STOR Colloquium: George Lan, Georgia Institute of Technology
Stochastic optimization methods for reinforcement learning
ABSTRACT: Reinforcement Learning (RL) has attracted considerable interest from both industry and academia recently. The study of RL algorithms with provable rates of convergence, however, is still in its infancy. In this talk, we discuss some recent progresses on the solutions of two fundamental RL problems, i.e., stochastic policy evaluation and policy optimization, based on our studies for stochastic optimization methods. More specifically, we develop novel analysis of temporal difference (TD) learning and present new conditional TD algorithm (CTD) and fast TD (FTD) algorithm to achieve the best-known so-far convergence rate for policy evaluation. For policy optimization, we introduce a new class of policy mirror descent (PMD) methods and show that they achieve linear convergence for the deterministic case and optimal sampling complexity for the stochastic case, regardless whether the RL problem is regularized or not.

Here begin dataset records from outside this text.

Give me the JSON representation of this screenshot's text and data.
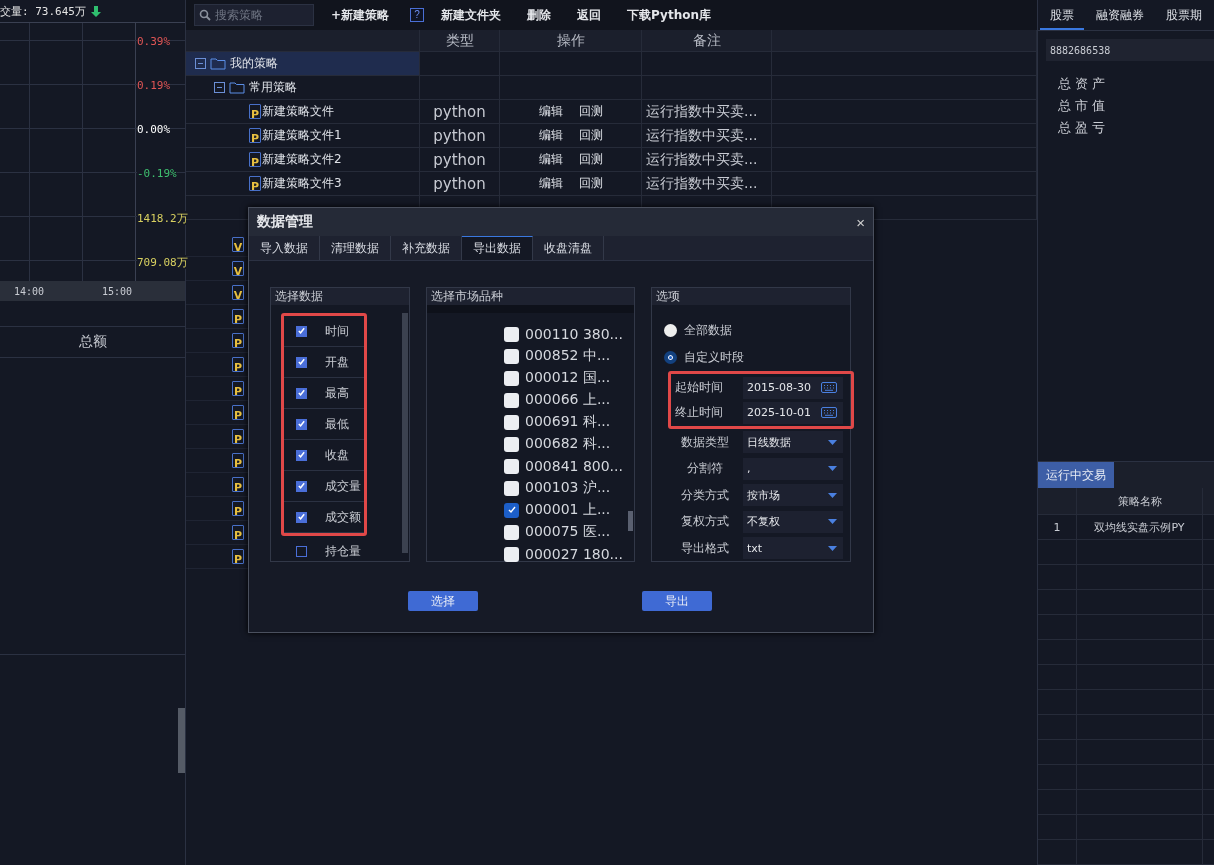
{
  "chart_panel": {
    "title": "交量: 73.645万",
    "axis_labels": [
      {
        "text": "0.39%",
        "color": "#e05555"
      },
      {
        "text": "0.19%",
        "color": "#e05555"
      },
      {
        "text": "0.00%",
        "color": "#ffffff"
      },
      {
        "text": "-0.19%",
        "color": "#3fbf6f"
      },
      {
        "text": "1418.2万",
        "color": "#d8d060"
      },
      {
        "text": "709.08万",
        "color": "#d8d060"
      }
    ],
    "time_labels": [
      "14:00",
      "15:00"
    ],
    "footer_label": "总额"
  },
  "toolbar": {
    "search": {
      "placeholder": "搜索策略"
    },
    "buttons": [
      {
        "kind": "text",
        "label": "+新建策略"
      },
      {
        "kind": "help",
        "label": "?"
      },
      {
        "kind": "text",
        "label": "新建文件夹"
      },
      {
        "kind": "text",
        "label": "删除"
      },
      {
        "kind": "text",
        "label": "返回"
      },
      {
        "kind": "text",
        "label": "下载Python库"
      }
    ]
  },
  "table": {
    "columns": [
      "类型",
      "操作",
      "备注"
    ],
    "tree": [
      {
        "label": "我的策略",
        "expanded": true,
        "selected": true,
        "children": [
          {
            "label": "常用策略",
            "expanded": true,
            "selected": false,
            "files": [
              {
                "icon": "P",
                "name": "新建策略文件",
                "type": "python",
                "actions": [
                  "编辑",
                  "回测"
                ],
                "note": "运行指数中买卖..."
              },
              {
                "icon": "P",
                "name": "新建策略文件1",
                "type": "python",
                "actions": [
                  "编辑",
                  "回测"
                ],
                "note": "运行指数中买卖..."
              },
              {
                "icon": "P",
                "name": "新建策略文件2",
                "type": "python",
                "actions": [
                  "编辑",
                  "回测"
                ],
                "note": "运行指数中买卖..."
              },
              {
                "icon": "P",
                "name": "新建策略文件3",
                "type": "python",
                "actions": [
                  "编辑",
                  "回测"
                ],
                "note": "运行指数中买卖..."
              }
            ]
          }
        ]
      }
    ],
    "covered_files": [
      "V",
      "V",
      "V",
      "P",
      "P",
      "P",
      "P",
      "P",
      "P",
      "P",
      "P",
      "P",
      "P",
      "P"
    ]
  },
  "right_panel": {
    "tabs": [
      {
        "label": "股票",
        "selected": true
      },
      {
        "label": "融资融券",
        "selected": false
      },
      {
        "label": "股票期",
        "selected": false
      }
    ],
    "account": "8882686538",
    "summary": [
      "总 资 产",
      "总 市 值",
      "总 盈 亏"
    ],
    "running": {
      "tab": "运行中交易",
      "columns": [
        "策略名称"
      ],
      "rows": [
        {
          "index": "1",
          "name": "双均线实盘示例PY"
        }
      ]
    }
  },
  "dialog": {
    "title": "数据管理",
    "close": "×",
    "tabs": [
      {
        "label": "导入数据",
        "selected": false
      },
      {
        "label": "清理数据",
        "selected": false
      },
      {
        "label": "补充数据",
        "selected": false
      },
      {
        "label": "导出数据",
        "selected": true
      },
      {
        "label": "收盘清盘",
        "selected": false
      }
    ],
    "fields_panel": {
      "title": "选择数据",
      "items": [
        {
          "label": "时间",
          "checked": true
        },
        {
          "label": "开盘",
          "checked": true
        },
        {
          "label": "最高",
          "checked": true
        },
        {
          "label": "最低",
          "checked": true
        },
        {
          "label": "收盘",
          "checked": true
        },
        {
          "label": "成交量",
          "checked": true
        },
        {
          "label": "成交额",
          "checked": true
        },
        {
          "label": "持仓量",
          "checked": false
        }
      ]
    },
    "market_panel": {
      "title": "选择市场品种",
      "items": [
        {
          "label": "000110 380...",
          "checked": false
        },
        {
          "label": "000852 中...",
          "checked": false
        },
        {
          "label": "000012 国...",
          "checked": false
        },
        {
          "label": "000066 上...",
          "checked": false
        },
        {
          "label": "000691 科...",
          "checked": false
        },
        {
          "label": "000682 科...",
          "checked": false
        },
        {
          "label": "000841 800...",
          "checked": false
        },
        {
          "label": "000103 沪...",
          "checked": false
        },
        {
          "label": "000001 上...",
          "checked": true
        },
        {
          "label": "000075 医...",
          "checked": false
        },
        {
          "label": "000027 180...",
          "checked": false
        }
      ]
    },
    "options": {
      "title": "选项",
      "ranges": [
        {
          "label": "全部数据",
          "selected": false
        },
        {
          "label": "自定义时段",
          "selected": true
        }
      ],
      "dates": [
        {
          "label": "起始时间",
          "value": "2015-08-30"
        },
        {
          "label": "终止时间",
          "value": "2025-10-01"
        }
      ],
      "selects": [
        {
          "label": "数据类型",
          "value": "日线数据"
        },
        {
          "label": "分割符",
          "value": ","
        },
        {
          "label": "分类方式",
          "value": "按市场"
        },
        {
          "label": "复权方式",
          "value": "不复权"
        },
        {
          "label": "导出格式",
          "value": "txt"
        }
      ]
    },
    "buttons": [
      "选择",
      "导出"
    ]
  }
}
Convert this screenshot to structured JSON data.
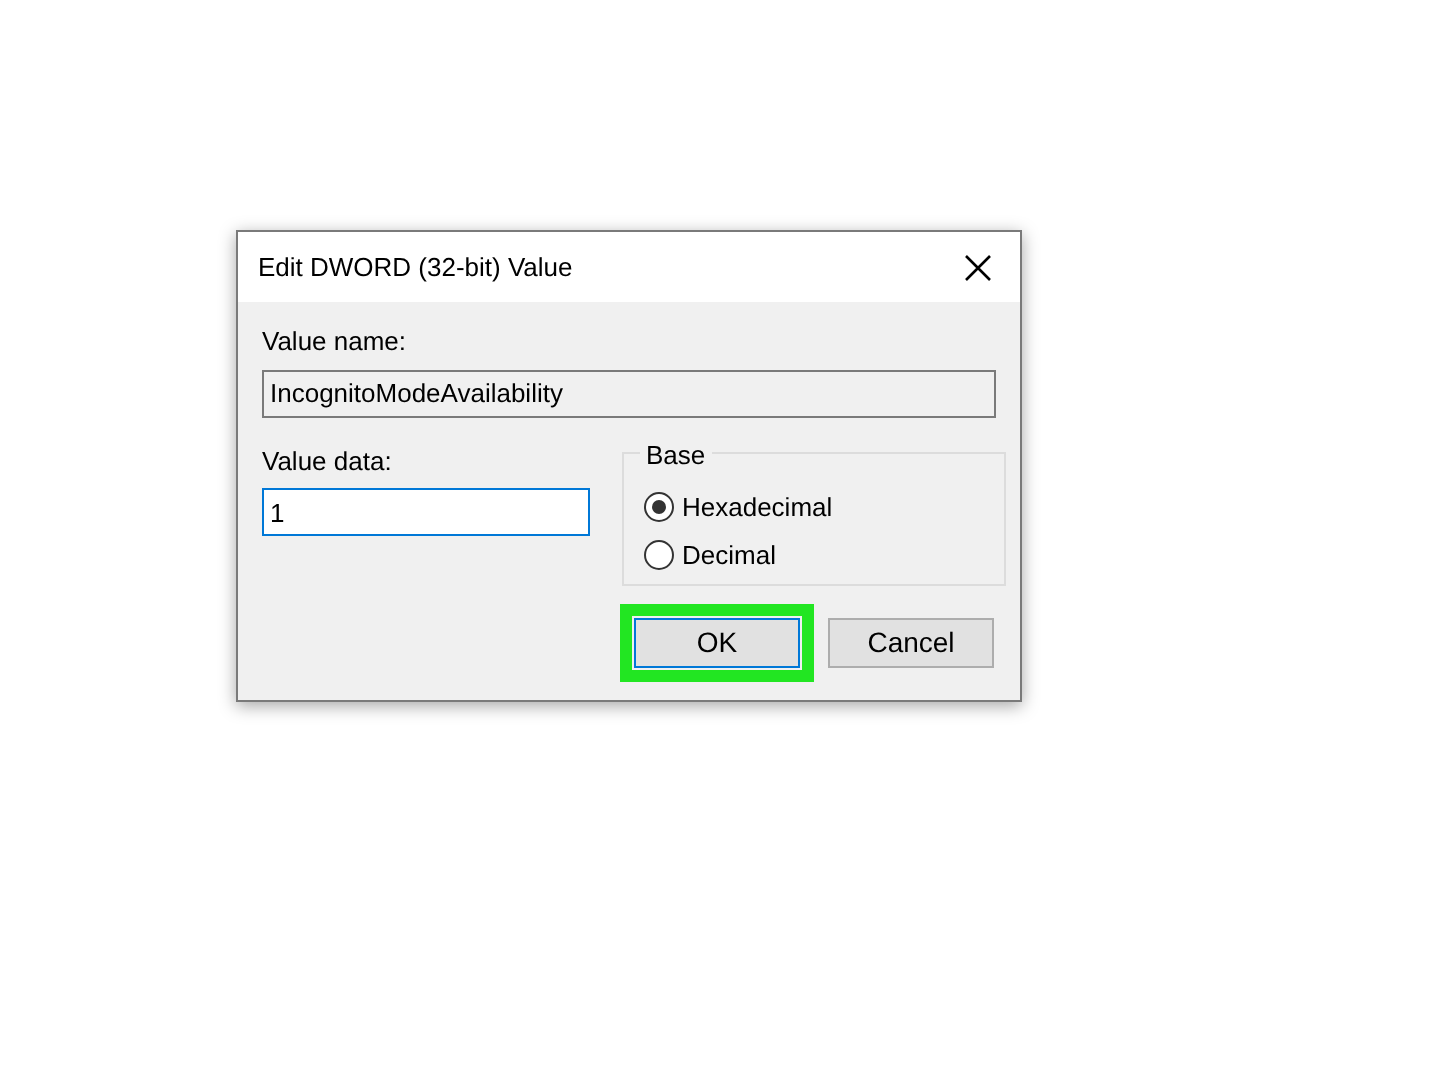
{
  "window": {
    "title": "Edit DWORD (32-bit) Value"
  },
  "value_name": {
    "label": "Value name:",
    "value": "IncognitoModeAvailability",
    "disabled": true
  },
  "value_data": {
    "label": "Value data:",
    "value": "1"
  },
  "base": {
    "label": "Base",
    "options": [
      {
        "label": "Hexadecimal",
        "selected": true
      },
      {
        "label": "Decimal",
        "selected": false
      }
    ]
  },
  "buttons": [
    {
      "label": "OK",
      "highlighted": true
    },
    {
      "label": "Cancel",
      "highlighted": false
    }
  ]
}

BIO: Guanghui (George) Lan is an A. Russell Chandler III professor in the H. Milton Stewart School of Industrial and Systems Engineering at Georgia Institute of Technology. Dr. Lan was on the faculty of the Department of Industrial and Systems Engineering at the University of Florida from 2009 to 2015, after earning his Ph.D. degree from Georgia Institute of Technology in August 2009. His main research interests lie in optimization and machine learning. The academic honors he received include the Mathematical Optimization Society Tucker Prize Finalist (2012), INFORMS Junior Faculty Interest Group Paper Competition First Place (2012) and the National Science Foundation CAREER Award (2013). Dr. Lan serves as an associate editor for Mathematical Programming, SIAM Journal on Optimization and Computational Optimization and Applications. He is also an associate director of the Center for Machine Learning at Georgia Tech.